Os Mistérios de Qumran

Qumran é um sítio arqueológico com uma rica historiografia, sua localização fica nos domínios da Cisjordânia ao noroeste do Mar Morto. Uma das características do seu clima é a aridez, clima esse que contribuiu de uma forma significativa na preservação de estruturas e de materiais arqueológicos encontrados na região, como por exemplo: cisternas, salas de banhos rituais, cerâmicas, refeitórios. Qumran entrou para a história em 1947, não devido ao seu clima quase desértico, mas sim por abrigar os manuscritos mais importantes da arqueologia bíblica, os primeiros manuscritos foram encontrados em uma pequena caverna às margens do Mar Morto por um jovem beduíno que procurava uma ovelha perdida do seu rebanho. A notícia dessa descoberta espalhou-se rapidamente após a venda de alguns manuscritos para os USA. Não demorou muito para a comunidade científica se interessar pelo achado.

Foram encontrados 930 fragmentos de manuscritos hebraicos, aramaicos e gregos todos eles distribuídos entre onze cavernas em Qumran, datando de 250 a.C. ao século I da Era Cristã. Toda aquela habitação foi construída durante a regência do rei João Hircano, 134-104 a.C, ainda no período helênico, toda aquela estrutura começou a ser fundamentada em 186 AC e se estendeu até o ano 70 da Era Cristã.

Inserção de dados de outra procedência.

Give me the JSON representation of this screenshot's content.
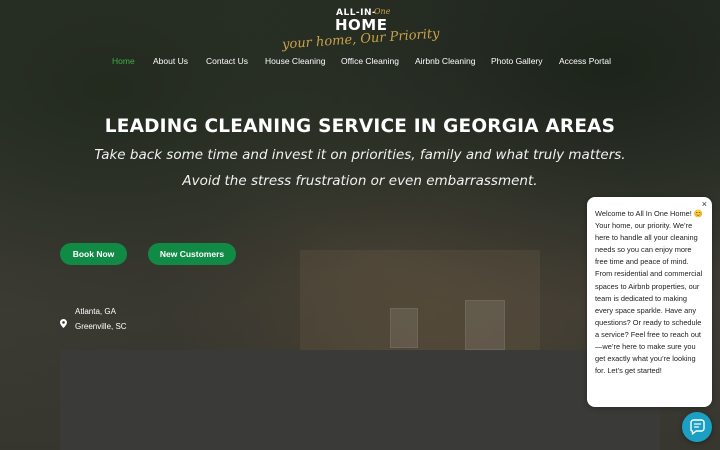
{
  "brand": {
    "logo_top": "ALL-IN-",
    "logo_top_script": "One",
    "logo_main": "HOME",
    "tagline": "your home, Our Priority"
  },
  "nav": {
    "items": [
      {
        "label": "Home",
        "active": true
      },
      {
        "label": "About Us",
        "active": false
      },
      {
        "label": "Contact Us",
        "active": false
      },
      {
        "label": "House Cleaning",
        "active": false
      },
      {
        "label": "Office Cleaning",
        "active": false
      },
      {
        "label": "Airbnb Cleaning",
        "active": false
      },
      {
        "label": "Photo Gallery",
        "active": false
      },
      {
        "label": "Access Portal",
        "active": false
      }
    ]
  },
  "hero": {
    "headline": "LEADING CLEANING SERVICE IN GEORGIA AREAS",
    "subline_1": "Take back some time and invest it on priorities, family and what truly matters.",
    "subline_2": "Avoid the stress frustration or even embarrassment.",
    "buttons": {
      "book_now": "Book Now",
      "new_customers": "New Customers"
    },
    "locations": [
      "Atlanta, GA",
      "Greenville, SC"
    ]
  },
  "chat": {
    "message": "Welcome to All In One Home! 😊 Your home, our priority. We’re here to handle all your cleaning needs so you can enjoy more free time and peace of mind. From residential and commercial spaces to Airbnb properties, our team is dedicated to making every space sparkle. Have any questions? Or ready to schedule a service? Feel free to reach out—we’re here to make sure you get exactly what you’re looking for. Let’s get started!",
    "close_glyph": "×"
  },
  "colors": {
    "accent_green": "#118a45",
    "active_nav": "#3fae49",
    "logo_gold": "#c9a24a",
    "chat_launcher": "#1b9fc2"
  },
  "icons": {
    "location": "map-pin-icon",
    "chat": "chat-icon",
    "close": "close-icon"
  }
}
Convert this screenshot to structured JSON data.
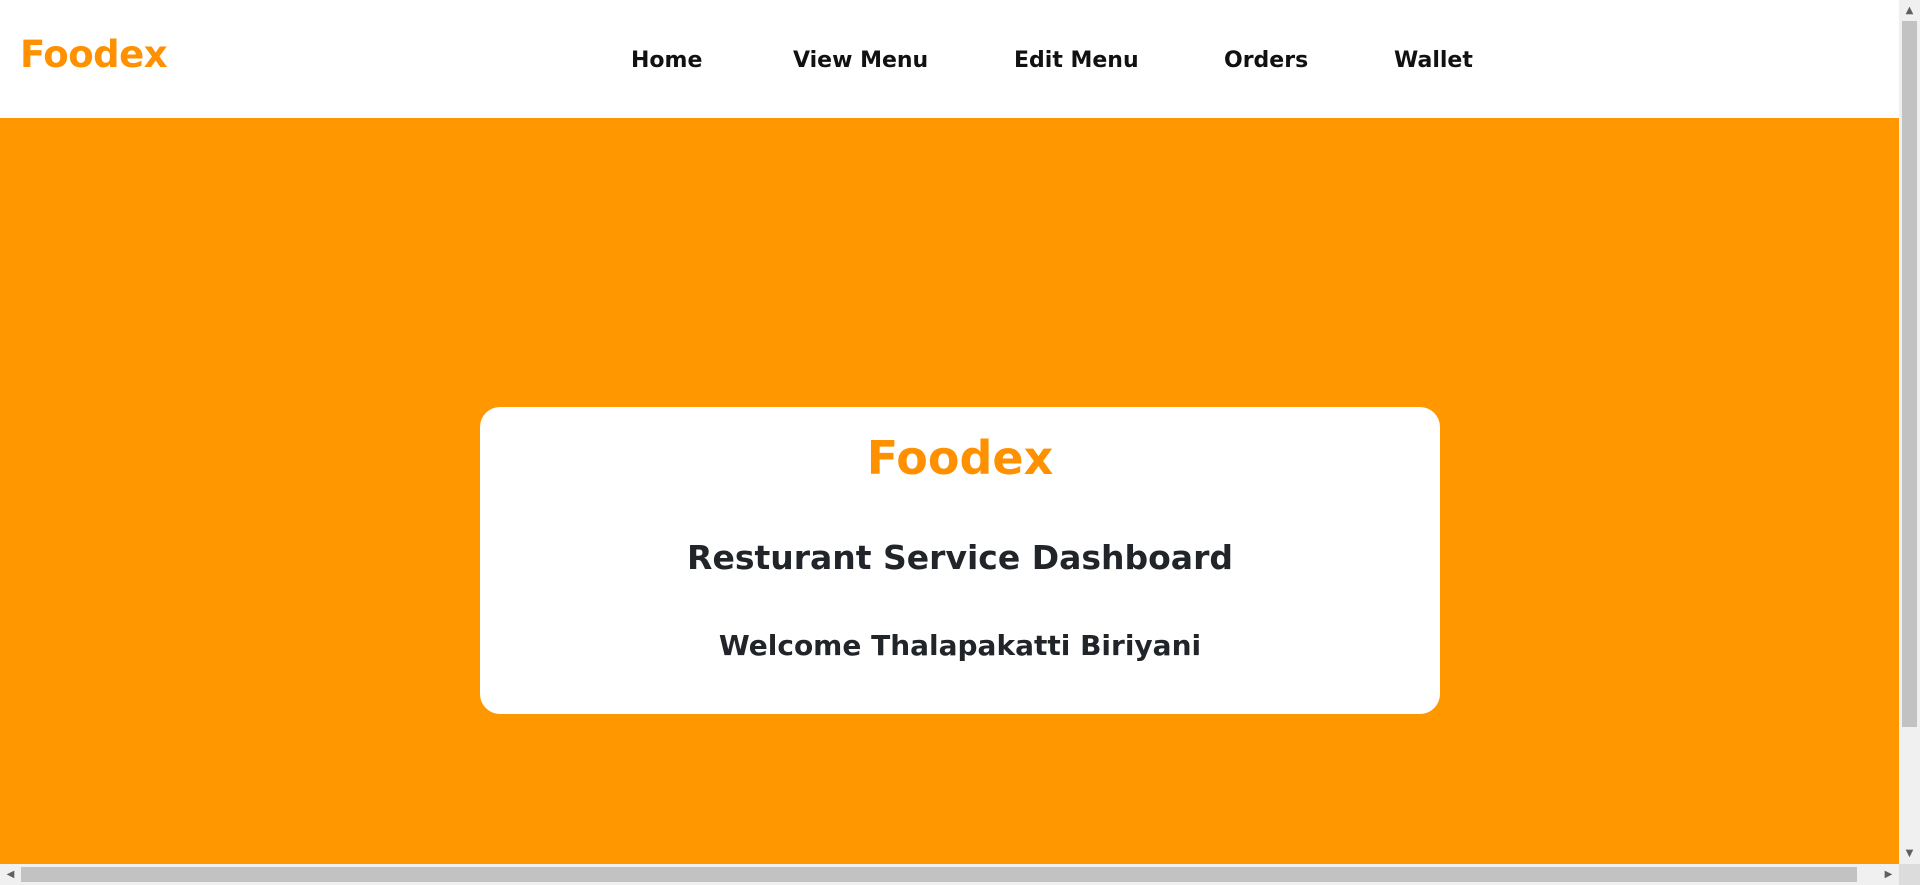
{
  "navbar": {
    "brand": "Foodex",
    "items": [
      {
        "label": "Home"
      },
      {
        "label": "View Menu"
      },
      {
        "label": "Edit Menu"
      },
      {
        "label": "Orders"
      },
      {
        "label": "Wallet"
      }
    ]
  },
  "hero": {
    "card": {
      "brand": "Foodex",
      "title": "Resturant Service Dashboard",
      "welcome": "Welcome Thalapakatti Biriyani"
    }
  },
  "scrollbars": {
    "up_icon": "▲",
    "down_icon": "▼",
    "left_icon": "◀",
    "right_icon": "▶"
  },
  "colors": {
    "accent": "#ff9800",
    "brand_text": "#ff9100",
    "heading_text": "#212529"
  }
}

Entre os períodos de 1947 a 1956 Qumran se transformou na “Eldorado” dos arqueólogos bíblicos, muitos achados foram encontrados nesse período, sem dúvidas foi uma era de ouro para os acadêmicos bíblicos, muitas escavações foram realizadas em Qumran na busca de manuscritos antigos. A maioria foi escrito em pergaminhos e alguns em papiros. Foram encontrados escombros de construções que constituem bem uma cidade antiga, desde e locais de banhos, cemitérios, objetos de cerâmica, cisternas e locais para oração e uma torre.

Estudos apontam que o local serviu de acampamento para uma seita constituídas de homens essênios. De acordo com algumas pesquisas, o complexo abrigava até 200 homens sobrevivendo do círculo Judaico de oração em privacidade, celibato, em direta oposição aos sacerdotes do templo em Jerusalém.

Embora os pergaminhos tenham demonstrado que a Bíblia não sofreu mudanças fundamentais, eles também deixam evidente que haviam versões diferentes dos textos bíblicos usados pelos judeus no período do Segundo Templo, cada qual com as suas próprias peculiaridades. Nem todos os escritos são idênticos aos originais na grafia e na fraseologia. Alguns se aproximam mais da Septuaginta grega. Os pergaminhos do Mar Morto ajudam até certo ponto a compreender o contexto dos costumes judaicos no tempo em que Jesus pregava. Fornecem contribuições linguísticas para a comparação entre o hebraico antigo e o texto da Bíblia. Embora muitos dos escritos do Mar Morto ainda exijam uma análise mais aprofundada.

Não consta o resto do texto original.